Le prix de l'or mondial a continué de subir des pressions lors de la séance de négociation du 22 mai, les investisseurs se concentrant sur le rendement élevé des obligations américaines, le renforcement du dollar américain et les risques géopolitiques au Moyen-Orient.
Au moment de l'enregistrement (0h10 le 22 mai - heure vietnamienne), le prix de l'or mondial au comptant fluctuait autour du seuil de 4:516,7 USD/once, en baisse de 27 USD par rapport à la séance précédente. Le prix de l'argent au comptant a également reculé à environ 75 USD/once.
Selon le dernier rapport de la Réserve fédérale de Philadelphie (Fed Philadelphia), l'activité manufacturière dans la région s'est soudainement fortement affaiblie en mai. L'indice des perspectives commerciales manufacturières est tombé à -0,4 points, bien en dessous des 26,7 points du mois précédent et contraire aux prévisions des analystes de 17,6 points.
La Fed de Philadelphie a déclaré que les indices composants tels que les nouvelles commandes et les opérations de transport ont tous fortement baissé. L'indice des nouvelles commandes est tombé à -1,7 point par rapport aux 33 points d'avril, tandis que l'indice des transports est tombé à 4,9 points par rapport aux 34 points précédents.

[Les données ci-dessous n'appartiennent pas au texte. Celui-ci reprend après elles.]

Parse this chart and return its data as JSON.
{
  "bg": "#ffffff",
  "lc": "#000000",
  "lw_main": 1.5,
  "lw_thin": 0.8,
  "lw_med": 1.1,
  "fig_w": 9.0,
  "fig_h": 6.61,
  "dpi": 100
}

Le marché du travail dans cette région n'a pas non plus montré de signes positifs clairs. L'indice de l'emploi reste négatif de 2,8 points, bien qu'il se soit légèrement amélioré par rapport au niveau négatif de 5,1 points le mois dernier.

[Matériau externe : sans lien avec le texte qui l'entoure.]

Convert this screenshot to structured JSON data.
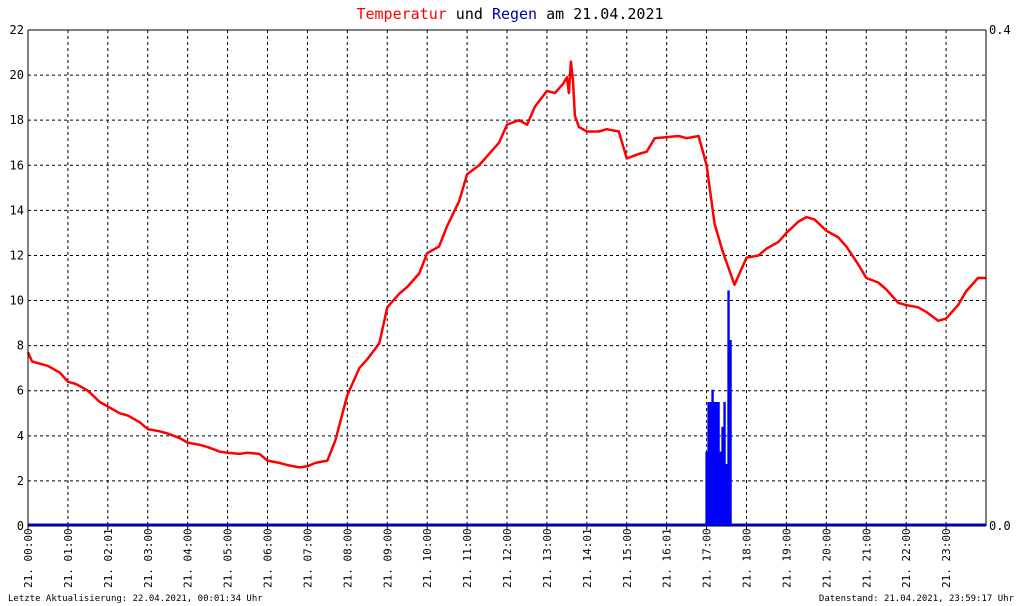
{
  "chart_data": {
    "type": "line",
    "title": {
      "parts": [
        {
          "text": "Temperatur",
          "color": "#ff0000"
        },
        {
          "text": " und ",
          "color": "#000000"
        },
        {
          "text": "Regen",
          "color": "#0000aa"
        },
        {
          "text": " am 21.04.2021",
          "color": "#000000"
        }
      ]
    },
    "xlim": [
      0,
      24
    ],
    "ylim_left": [
      0,
      22
    ],
    "ylim_right": [
      0,
      0.4
    ],
    "y_left_ticks": [
      "0",
      "2",
      "4",
      "6",
      "8",
      "10",
      "12",
      "14",
      "16",
      "18",
      "20",
      "22"
    ],
    "y_right_ticks": [
      "0.0",
      "0.4"
    ],
    "x_ticks": [
      "21. 00:00",
      "21. 01:00",
      "21. 02:01",
      "21. 03:00",
      "21. 04:00",
      "21. 05:00",
      "21. 06:00",
      "21. 07:00",
      "21. 08:00",
      "21. 09:00",
      "21. 10:00",
      "21. 11:00",
      "21. 12:00",
      "21. 13:00",
      "21. 14:01",
      "21. 15:00",
      "21. 16:01",
      "21. 17:00",
      "21. 18:00",
      "21. 19:00",
      "21. 20:00",
      "21. 21:00",
      "21. 22:00",
      "21. 23:00"
    ],
    "grid": true,
    "colors": {
      "temperature": "#ff0000",
      "rain": "#0000ff"
    },
    "series": [
      {
        "name": "Temperatur",
        "color": "#ff0000",
        "x": [
          0,
          0.1,
          0.5,
          0.8,
          1.0,
          1.2,
          1.5,
          1.8,
          2.0,
          2.3,
          2.5,
          2.8,
          3.0,
          3.3,
          3.5,
          3.8,
          4.0,
          4.3,
          4.5,
          4.8,
          5.0,
          5.3,
          5.5,
          5.8,
          6.0,
          6.3,
          6.5,
          6.8,
          7.0,
          7.2,
          7.5,
          7.7,
          8.0,
          8.3,
          8.5,
          8.8,
          9.0,
          9.3,
          9.5,
          9.8,
          10.0,
          10.3,
          10.5,
          10.8,
          11.0,
          11.3,
          11.5,
          11.8,
          12.0,
          12.3,
          12.5,
          12.7,
          13.0,
          13.2,
          13.4,
          13.5,
          13.55,
          13.6,
          13.65,
          13.7,
          13.8,
          14.0,
          14.3,
          14.5,
          14.8,
          15.0,
          15.3,
          15.5,
          15.7,
          16.0,
          16.3,
          16.5,
          16.8,
          17.0,
          17.2,
          17.4,
          17.6,
          17.7,
          18.0,
          18.3,
          18.5,
          18.8,
          19.0,
          19.3,
          19.5,
          19.7,
          20.0,
          20.3,
          20.5,
          20.8,
          21.0,
          21.3,
          21.5,
          21.8,
          22.0,
          22.3,
          22.5,
          22.8,
          23.0,
          23.3,
          23.5,
          23.8,
          24.0
        ],
        "y": [
          7.7,
          7.3,
          7.1,
          6.8,
          6.4,
          6.3,
          6.0,
          5.5,
          5.3,
          5.0,
          4.9,
          4.6,
          4.3,
          4.2,
          4.1,
          3.9,
          3.7,
          3.6,
          3.5,
          3.3,
          3.25,
          3.2,
          3.25,
          3.2,
          2.9,
          2.8,
          2.7,
          2.6,
          2.65,
          2.8,
          2.9,
          3.8,
          5.8,
          7.0,
          7.4,
          8.1,
          9.7,
          10.3,
          10.6,
          11.2,
          12.1,
          12.4,
          13.3,
          14.4,
          15.6,
          16.0,
          16.4,
          17.0,
          17.8,
          18.0,
          17.8,
          18.6,
          19.3,
          19.2,
          19.6,
          19.9,
          19.2,
          20.6,
          19.8,
          18.2,
          17.7,
          17.5,
          17.5,
          17.6,
          17.5,
          16.3,
          16.5,
          16.6,
          17.2,
          17.25,
          17.3,
          17.2,
          17.3,
          16.0,
          13.4,
          12.2,
          11.2,
          10.7,
          11.9,
          12.0,
          12.3,
          12.6,
          13.0,
          13.5,
          13.7,
          13.6,
          13.1,
          12.8,
          12.4,
          11.6,
          11.0,
          10.8,
          10.5,
          9.9,
          9.8,
          9.7,
          9.5,
          9.1,
          9.2,
          9.8,
          10.4,
          11.0,
          11.0
        ]
      },
      {
        "name": "Regen",
        "color": "#0000ff",
        "axis": "right",
        "x": [
          17.0,
          17.05,
          17.1,
          17.15,
          17.2,
          17.25,
          17.3,
          17.35,
          17.4,
          17.45,
          17.5,
          17.55,
          17.6
        ],
        "y": [
          0.06,
          0.1,
          0.1,
          0.11,
          0.1,
          0.1,
          0.1,
          0.06,
          0.08,
          0.1,
          0.05,
          0.19,
          0.15
        ]
      }
    ],
    "footer_left": "Letzte Aktualisierung: 22.04.2021, 00:01:34 Uhr",
    "footer_right": "Datenstand: 21.04.2021, 23:59:17 Uhr"
  }
}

La pression inflationniste montre également des signes de refroidissement lorsque l'indice des prix des intrants est tombé à 47,9 points, en baisse par rapport aux 59,3 points d'avril.
Habituellement, de faibles données économiques soutiendront l'or en raison de l'augmentation des attentes d'un assouplissement de la politique monétaire de la Fed. Cependant, dans le contexte actuel, le marché de l'or subit toujours une forte pression de la part des rendements des obligations du Trésor américain à 10 ans qui se maintiennent autour de 4,6% et de la hausse du dollar américain.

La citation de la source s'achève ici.